Spirals give Alexandre Serrano the chills. And if they’re in GIF format, even more so. Here he lets himself fall into the whole.
THE PHANTOM
•
ARSENAL
BY ALEXANDRE
SERRANO
I live in the company of spirits and their presence feels comfortable and dear. They populate every corner of my house, hang from some of its walls and rest on the bookshelves. They emerge from the collection of old ethnographic photographs I’ve been gathering without any other method than astonishment, the permanent wonder of discovering how diverse and precious the world they came from was, how definitive its shapes.
It isn’t about, or at least not only, an aesthetic and nostalgic cult. These snapshots connect me, firstly, with a concrete ethic and attitude, that of the men that took them, frequently having to stand difficulties, incomprehension and headaches. I think, for instance, of one of the heroes in my gallery: Edward Sheriff Curtis.
Curtis had a certain well-off status thanks to his Seattle studio, where he took portraits of the bourgeoisie from that north-Pacific city. But in 1899 he had an epiphany: he came into contact with Indian cultures and perceived that they had begun to withdraw and assimilate. From that moment on, he decided, with mad determination, to shoot them anywhere he could in the US and Canada. The results were more than forty thousand photographs, as well as the twenty volumes of one of the great documentary works of all times: The North American Indian. He lost wife and fame along the way, had to take many odd jobs to earn a living and died forgotten by the public and specialist which recriminated him his lack of formal training. In exchange, he let us something irreplaceable.
Hi accomplishment might only be comparable to that of Albert Kahn, Alsatian banker and philanthropist who invested all his immense resources in another titanic oeuvre: Les Archives de la Planète. Between 1909 and 1931, his agents went around the world to capture up to seventy-two thousand autochromes, with a special interest for those anthropological manifestations threatened by the speed of modernity, changes in manners or wars and their migrations, a legacy that had fallen into an incomprehensible oblivion until its contemporary re-discovery.
The copies of images taken by Kahn and Curtis coexist under my roof with more works by other ethnography and photojournalism pioneers, like the ones that Felice Beato brought from trips to the Far East, Désiré Charney took in Madagascar, Martin Gusinde took in Tierra del Fuego or . But also with many by unknown or almost anonymous portraitists that didn’t so much look for what was exotic or menaced, but saved instances of their immediate surroundings without suspecting that their warm everyday life was about to become obsolete very soon.
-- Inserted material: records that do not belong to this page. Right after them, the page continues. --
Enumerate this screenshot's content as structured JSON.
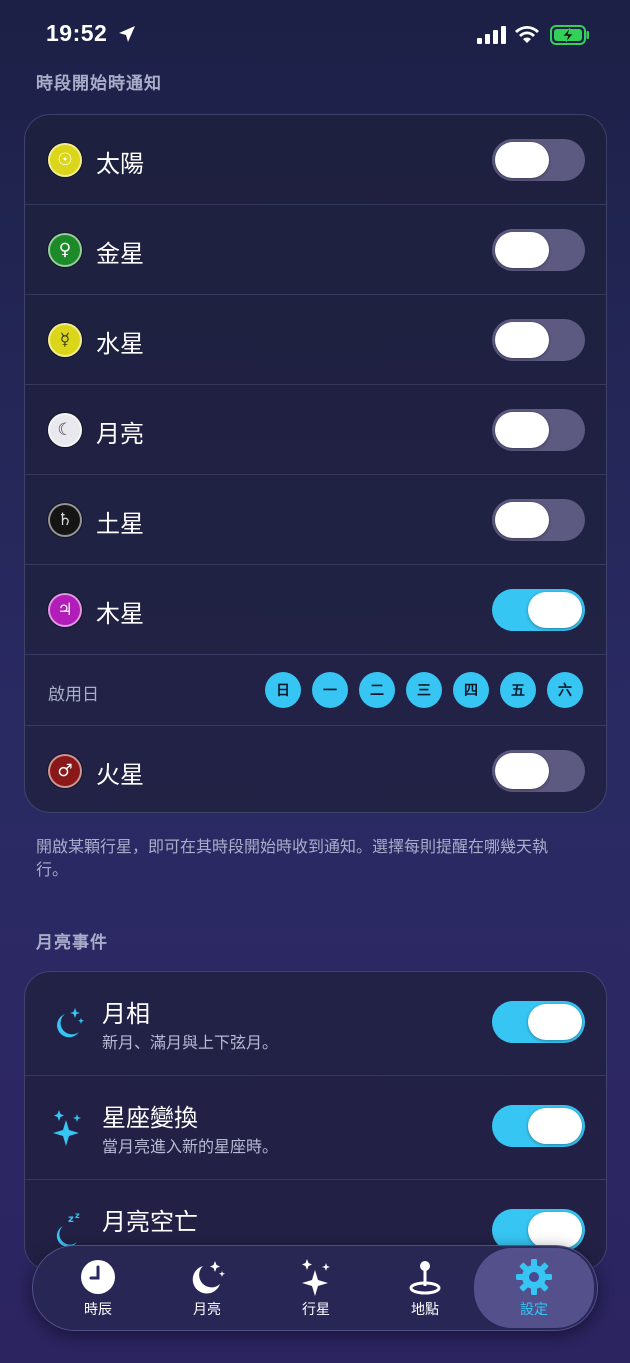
{
  "status_bar": {
    "time": "19:52"
  },
  "planet_section": {
    "title": "時段開始時通知",
    "planets": [
      {
        "label": "太陽",
        "symbol": "☉",
        "icon": "sun-icon",
        "color": "#dcd61a",
        "fg": "#ffffff",
        "on": false
      },
      {
        "label": "金星",
        "symbol": "♀",
        "icon": "venus-icon",
        "color": "#1d8a2a",
        "fg": "#ffffff",
        "on": false
      },
      {
        "label": "水星",
        "symbol": "☿",
        "icon": "mercury-icon",
        "color": "#dcd61a",
        "fg": "#3a3a10",
        "on": false
      },
      {
        "label": "月亮",
        "symbol": "☾",
        "icon": "moon-icon",
        "color": "#e8e8ee",
        "fg": "#444444",
        "on": false
      },
      {
        "label": "土星",
        "symbol": "♄",
        "icon": "saturn-icon",
        "color": "#151515",
        "fg": "#dddddd",
        "on": false
      },
      {
        "label": "木星",
        "symbol": "♃",
        "icon": "jupiter-icon",
        "color": "#b21cb8",
        "fg": "#ffffff",
        "on": true
      }
    ],
    "days": {
      "label": "啟用日",
      "items": [
        "日",
        "一",
        "二",
        "三",
        "四",
        "五",
        "六"
      ]
    },
    "mars": {
      "label": "火星",
      "symbol": "♂",
      "icon": "mars-icon",
      "color": "#8a1818",
      "fg": "#ffffff",
      "on": false
    },
    "footnote": "開啟某顆行星，即可在其時段開始時收到通知。選擇每則提醒在哪幾天執行。"
  },
  "moon_section": {
    "title": "月亮事件",
    "items": [
      {
        "title": "月相",
        "subtitle": "新月、滿月與上下弦月。",
        "icon": "moon-stars-icon",
        "on": true
      },
      {
        "title": "星座變換",
        "subtitle": "當月亮進入新的星座時。",
        "icon": "sparkles-icon",
        "on": true
      },
      {
        "title": "月亮空亡",
        "subtitle": "",
        "icon": "moon-zzz-icon",
        "on": true
      }
    ]
  },
  "tabbar": {
    "tabs": [
      {
        "label": "時辰",
        "icon": "clock-icon",
        "active": false
      },
      {
        "label": "月亮",
        "icon": "moon-stars-icon",
        "active": false
      },
      {
        "label": "行星",
        "icon": "sparkles-icon",
        "active": false
      },
      {
        "label": "地點",
        "icon": "location-pin-icon",
        "active": false
      },
      {
        "label": "設定",
        "icon": "gear-icon",
        "active": true
      }
    ]
  },
  "colors": {
    "accent": "#37c5f3",
    "toggle_off": "#5d5a82",
    "secondary_text": "#a9adc9"
  }
}
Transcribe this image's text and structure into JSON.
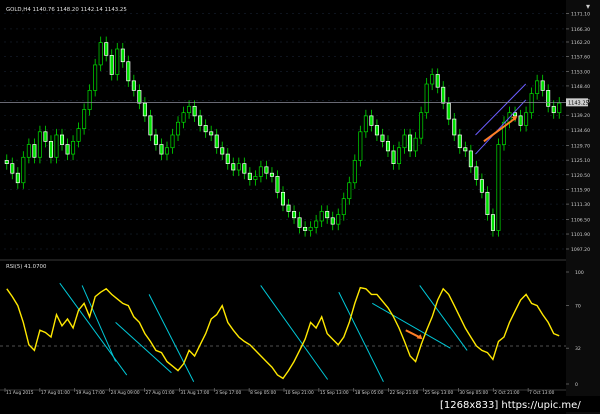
{
  "chart_data": [
    {
      "type": "candlestick",
      "title": "GOLD,H4  1140.76  1148.20  1142.14  1143.25",
      "price_labels": [
        "1171.10",
        "1166.30",
        "1162.20",
        "1157.60",
        "1153.00",
        "1148.40",
        "1143.80",
        "1139.20",
        "1134.60",
        "1129.70",
        "1125.10",
        "1120.50",
        "1115.90",
        "1111.30",
        "1106.50",
        "1101.90",
        "1097.20"
      ],
      "current_price": "1143.25",
      "ylim": [
        1095.0,
        1173.5
      ],
      "price_series": [
        1124.0,
        1121.0,
        1118.0,
        1126.0,
        1130.0,
        1126.0,
        1134.0,
        1131.0,
        1126.0,
        1133.0,
        1130.0,
        1127.0,
        1131.0,
        1135.0,
        1141.0,
        1147.0,
        1155.0,
        1162.0,
        1158.0,
        1152.0,
        1160.0,
        1156.0,
        1150.0,
        1147.0,
        1143.0,
        1139.0,
        1133.0,
        1130.0,
        1127.0,
        1129.0,
        1133.0,
        1137.0,
        1140.0,
        1142.0,
        1139.0,
        1136.0,
        1134.0,
        1133.0,
        1129.0,
        1127.0,
        1124.0,
        1122.0,
        1124.0,
        1121.0,
        1119.0,
        1120.0,
        1123.0,
        1121.0,
        1120.0,
        1115.0,
        1111.0,
        1109.0,
        1107.0,
        1104.0,
        1103.0,
        1104.0,
        1106.0,
        1109.0,
        1107.0,
        1105.0,
        1108.0,
        1113.0,
        1118.0,
        1125.0,
        1134.0,
        1139.0,
        1136.0,
        1133.0,
        1131.0,
        1128.0,
        1124.0,
        1129.0,
        1133.0,
        1128.0,
        1132.0,
        1140.0,
        1149.0,
        1152.0,
        1148.0,
        1143.0,
        1138.0,
        1133.0,
        1129.0,
        1128.0,
        1123.0,
        1119.0,
        1115.0,
        1108.0,
        1103.0,
        1130.0,
        1137.0,
        1140.0,
        1139.0,
        1136.0,
        1140.0,
        1146.0,
        1150.0,
        1147.0,
        1142.0,
        1140.0,
        1143.0
      ],
      "price_high_offset": 1.9,
      "price_low_offset": 1.9,
      "channel": [
        [
          1133.0,
          1149.0
        ],
        [
          1127.0,
          1144.0
        ]
      ],
      "channel_span": [
        0.845,
        0.935
      ],
      "arrow_span": [
        0.86,
        0.92
      ],
      "arrow_price": [
        1131.0,
        1139.0
      ]
    },
    {
      "type": "line",
      "title": "RSI(5) 41.0700",
      "axis_labels": [
        "100",
        "70",
        "32",
        "0"
      ],
      "level_label": "32",
      "ylim": [
        0,
        100
      ],
      "rsi_series": [
        85,
        78,
        70,
        55,
        35,
        30,
        48,
        46,
        42,
        62,
        52,
        58,
        50,
        66,
        72,
        60,
        78,
        82,
        85,
        80,
        76,
        72,
        70,
        60,
        55,
        45,
        38,
        30,
        28,
        20,
        16,
        12,
        18,
        30,
        25,
        35,
        45,
        58,
        62,
        70,
        55,
        48,
        42,
        38,
        35,
        30,
        25,
        20,
        15,
        8,
        5,
        12,
        20,
        30,
        40,
        55,
        50,
        60,
        45,
        40,
        35,
        42,
        55,
        72,
        86,
        85,
        80,
        80,
        74,
        68,
        60,
        50,
        38,
        25,
        20,
        35,
        48,
        60,
        75,
        85,
        80,
        70,
        60,
        50,
        42,
        34,
        30,
        28,
        22,
        38,
        42,
        55,
        65,
        75,
        80,
        72,
        70,
        62,
        55,
        45,
        43
      ],
      "trendlines": [
        {
          "from": [
            0.1,
            90
          ],
          "to": [
            0.22,
            8
          ]
        },
        {
          "from": [
            0.14,
            88
          ],
          "to": [
            0.2,
            20
          ]
        },
        {
          "from": [
            0.2,
            55
          ],
          "to": [
            0.3,
            10
          ]
        },
        {
          "from": [
            0.26,
            80
          ],
          "to": [
            0.34,
            2
          ]
        },
        {
          "from": [
            0.46,
            88
          ],
          "to": [
            0.58,
            4
          ]
        },
        {
          "from": [
            0.6,
            82
          ],
          "to": [
            0.68,
            2
          ]
        },
        {
          "from": [
            0.66,
            72
          ],
          "to": [
            0.8,
            32
          ]
        },
        {
          "from": [
            0.745,
            88
          ],
          "to": [
            0.83,
            30
          ]
        }
      ],
      "arrow_span": [
        0.72,
        0.75
      ],
      "arrow_rsi": [
        48,
        40
      ]
    }
  ],
  "time_labels": [
    "11 Aug 2015",
    "17 Aug 01:00",
    "19 Aug 17:00",
    "24 Aug 09:00",
    "27 Aug 01:00",
    "31 Aug 17:00",
    "3 Sep 17:00",
    "8 Sep 05:00",
    "10 Sep 21:00",
    "15 Sep 13:00",
    "18 Sep 05:00",
    "22 Sep 21:00",
    "25 Sep 13:00",
    "30 Sep 05:00",
    "2 Oct 21:00",
    "7 Oct 13:00"
  ],
  "watermark": "[1268x833] https://upic.me/",
  "colors": {
    "bull": "#00e000",
    "bear": "#ffffff",
    "rsi": "#ffe800",
    "channel": "#6b5cff",
    "trendline": "#00c8d7",
    "arrow": "#ff7f27",
    "grid": "#1e2a3c",
    "hline": "#8c8c99"
  }
}
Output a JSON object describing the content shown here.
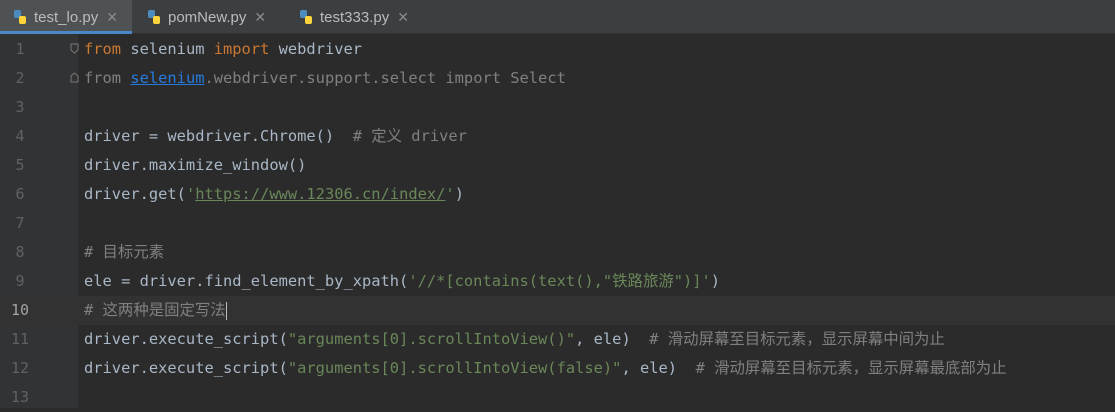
{
  "tabs": [
    {
      "label": "test_lo.py",
      "active": true
    },
    {
      "label": "pomNew.py",
      "active": false
    },
    {
      "label": "test333.py",
      "active": false
    }
  ],
  "line_numbers": [
    "1",
    "2",
    "3",
    "4",
    "5",
    "6",
    "7",
    "8",
    "9",
    "10",
    "11",
    "12",
    "13"
  ],
  "current_line": "10",
  "code": {
    "l1": {
      "kw1": "from",
      "mod": " selenium ",
      "kw2": "import",
      "name": " webdriver"
    },
    "l2": {
      "kw1": "from ",
      "mod": "selenium",
      "rest": ".webdriver.support.select import Select"
    },
    "l4": {
      "code": "driver = webdriver.Chrome()  ",
      "comment": "# 定义 driver"
    },
    "l5": {
      "code": "driver.maximize_window()"
    },
    "l6": {
      "pre": "driver.get(",
      "q1": "'",
      "url": "https://www.12306.cn/index/",
      "q2": "'",
      "post": ")"
    },
    "l8": {
      "comment": "# 目标元素"
    },
    "l9": {
      "pre": "ele = driver.find_element_by_xpath(",
      "str": "'//*[contains(text(),\"铁路旅游\")]'",
      "post": ")"
    },
    "l10": {
      "comment": "# 这两种是固定写法"
    },
    "l11": {
      "pre": "driver.execute_script(",
      "str": "\"arguments[0].scrollIntoView()\"",
      "post": ", ele)  ",
      "comment": "# 滑动屏幕至目标元素，显示屏幕中间为止"
    },
    "l12": {
      "pre": "driver.execute_script(",
      "str": "\"arguments[0].scrollIntoView(false)\"",
      "post": ", ele)  ",
      "comment": "# 滑动屏幕至目标元素，显示屏幕最底部为止"
    }
  },
  "colors": {
    "background": "#2b2b2b",
    "keyword": "#cc7832",
    "string": "#6a8759",
    "comment": "#808080",
    "text": "#a9b7c6",
    "tab_underline": "#4a88c7"
  },
  "icons": {
    "tab_icon": "python-file-icon",
    "close": "close-icon",
    "fold": "fold-marker-icon"
  }
}
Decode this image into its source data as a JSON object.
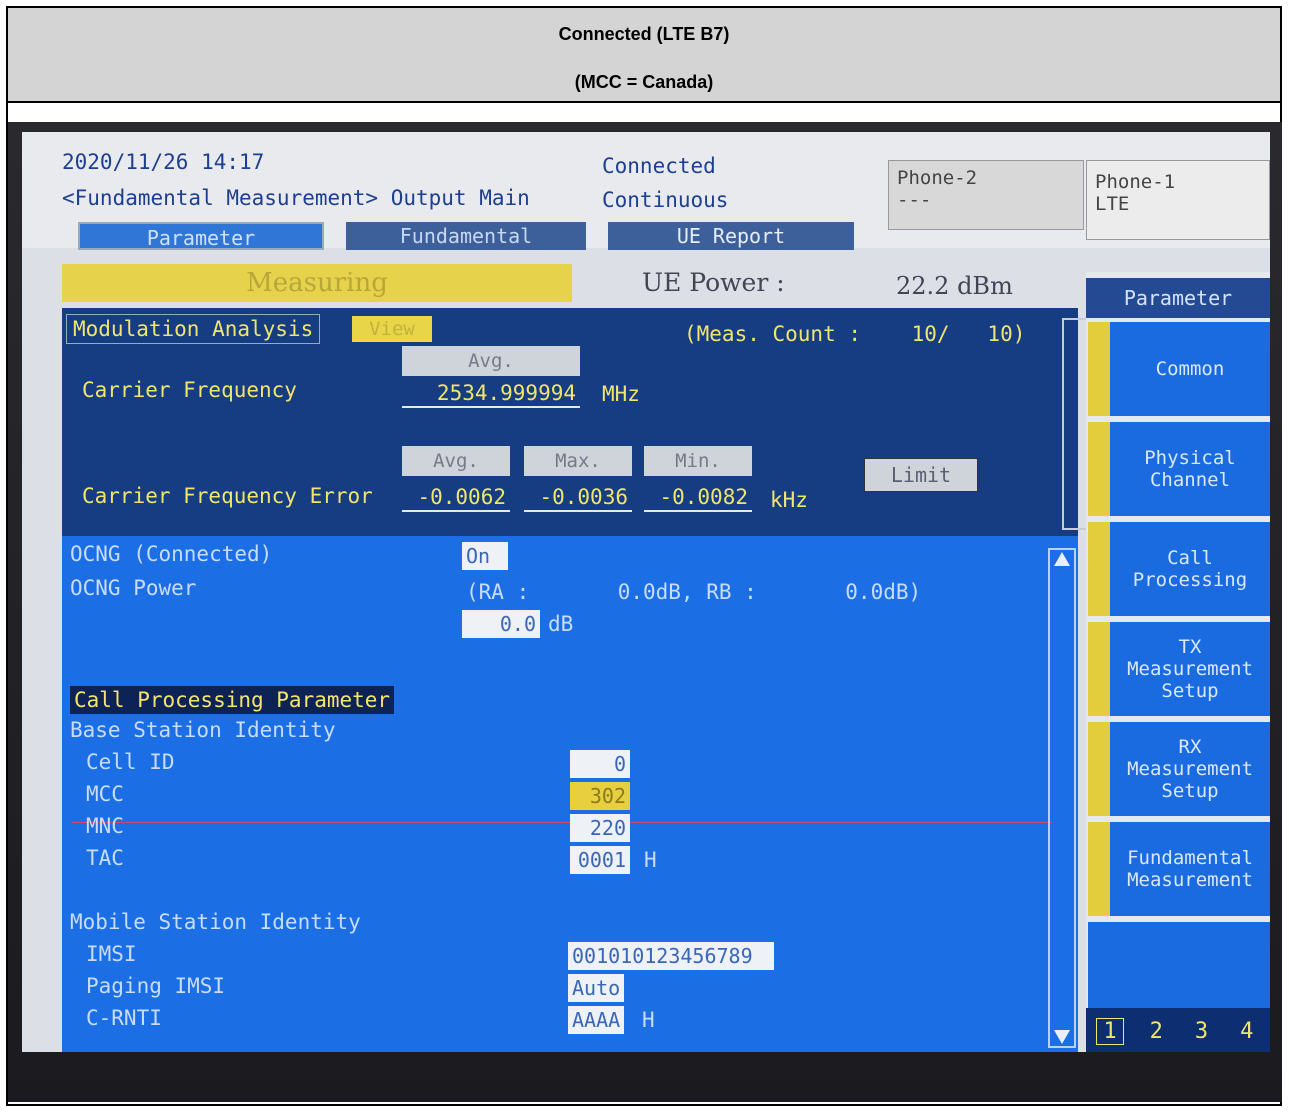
{
  "caption": {
    "line1": "Connected (LTE B7)",
    "line2": "(MCC = Canada)"
  },
  "screen": {
    "datetime": "2020/11/26 14:17",
    "title": "<Fundamental Measurement> Output Main",
    "status_line1": "Connected",
    "status_line2": "Continuous",
    "phone2": {
      "label": "Phone-2",
      "value": "---"
    },
    "phone1": {
      "label": "Phone-1",
      "value": "LTE"
    },
    "tabs": [
      "Parameter",
      "Fundamental",
      "UE Report"
    ],
    "measuring": "Measuring",
    "ue_power_label": "UE Power :",
    "ue_power_value": "22.2 dBm",
    "modulation": {
      "header": "Modulation Analysis",
      "view_button": "View",
      "meas_count": "(Meas. Count :    10/   10)",
      "carrier_frequency": {
        "label": "Carrier Frequency",
        "col": "Avg.",
        "value": "2534.999994",
        "unit": "MHz"
      },
      "carrier_frequency_error": {
        "label": "Carrier Frequency Error",
        "cols": [
          "Avg.",
          "Max.",
          "Min."
        ],
        "values": [
          "-0.0062",
          "-0.0036",
          "-0.0082"
        ],
        "unit": "kHz",
        "limit_button": "Limit"
      }
    },
    "ocng": {
      "connected_label": "OCNG (Connected)",
      "connected_value": "On",
      "power_label": "OCNG Power",
      "ra_rb": "(RA :       0.0dB, RB :       0.0dB)",
      "power_value": "0.0",
      "power_unit": "dB"
    },
    "call_processing": {
      "header": "Call Processing Parameter",
      "bsi_header": "Base Station Identity",
      "cell_id": {
        "label": "Cell ID",
        "value": "0"
      },
      "mcc": {
        "label": "MCC",
        "value": "302"
      },
      "mnc": {
        "label": "MNC",
        "value": "220"
      },
      "tac": {
        "label": "TAC",
        "value": "0001",
        "unit": "H"
      },
      "msi_header": "Mobile Station Identity",
      "imsi": {
        "label": "IMSI",
        "value": "001010123456789"
      },
      "paging_imsi": {
        "label": "Paging IMSI",
        "value": "Auto"
      },
      "c_rnti": {
        "label": "C-RNTI",
        "value": "AAAA",
        "unit": "H"
      }
    },
    "side_panel": {
      "header": "Parameter",
      "buttons": [
        "Common",
        "Physical\nChannel",
        "Call\nProcessing",
        "TX\nMeasurement\nSetup",
        "RX\nMeasurement\nSetup",
        "Fundamental\nMeasurement"
      ],
      "pages": [
        "1",
        "2",
        "3",
        "4"
      ]
    }
  },
  "colors": {
    "screen_dark_blue": "#163c82",
    "screen_blue": "#1c6ee4",
    "yellow_text": "#f0e66e",
    "measuring_bar": "#e7d34b"
  }
}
If I find them so magnetic it’s because they all teach me about a concrete form of resistance. Even in those cases in which photography reveals a colonial, patronising and out of context outlook, I can read in the somewhat hieratical stance of its subjects a fierce and not at all faked dignity, that of communities that maintain a determined singularity and autonomy, of individuals whose roots and faithfulness to something that transcends them embody the sense of their existence, and also of ours: they retrieve something that we’ve lost, but still belongs to us.
There are times when living in the mist of this parade of shadows makes me shiver a little bit. It’s as if they look back at me and, in fact, as if they look even beyond me towards a photograph which includes me, a piece of amber in which it’s me who’s crystalized: the image of a collector worried about the subtleties that in an imprecise moment of the future will have become too an extinct rarity. It’s the powerful thing about invocating a memento mori that Roland Barthes recognised as one of the most excruciating of the eighth art.
However, most of the time they have a much more encouraging effect that is equally created by the phantom nature of the photographic act. Because all those images are and are not at the same time: what we see in them has ceased to exist and, at the same time, it is there, intact and powerful. They show us how the past persists, survives in secret and larval forms, keeps portals open so that we can communicate through them, and reminds us that there can be lives far are more authentic and less biased than the ones we might have surrendered to. And thus, their spectral rebellion challenges the tyranny of the present, the suffocating nightmare implying that their grotesque silhouettes are our only horizon.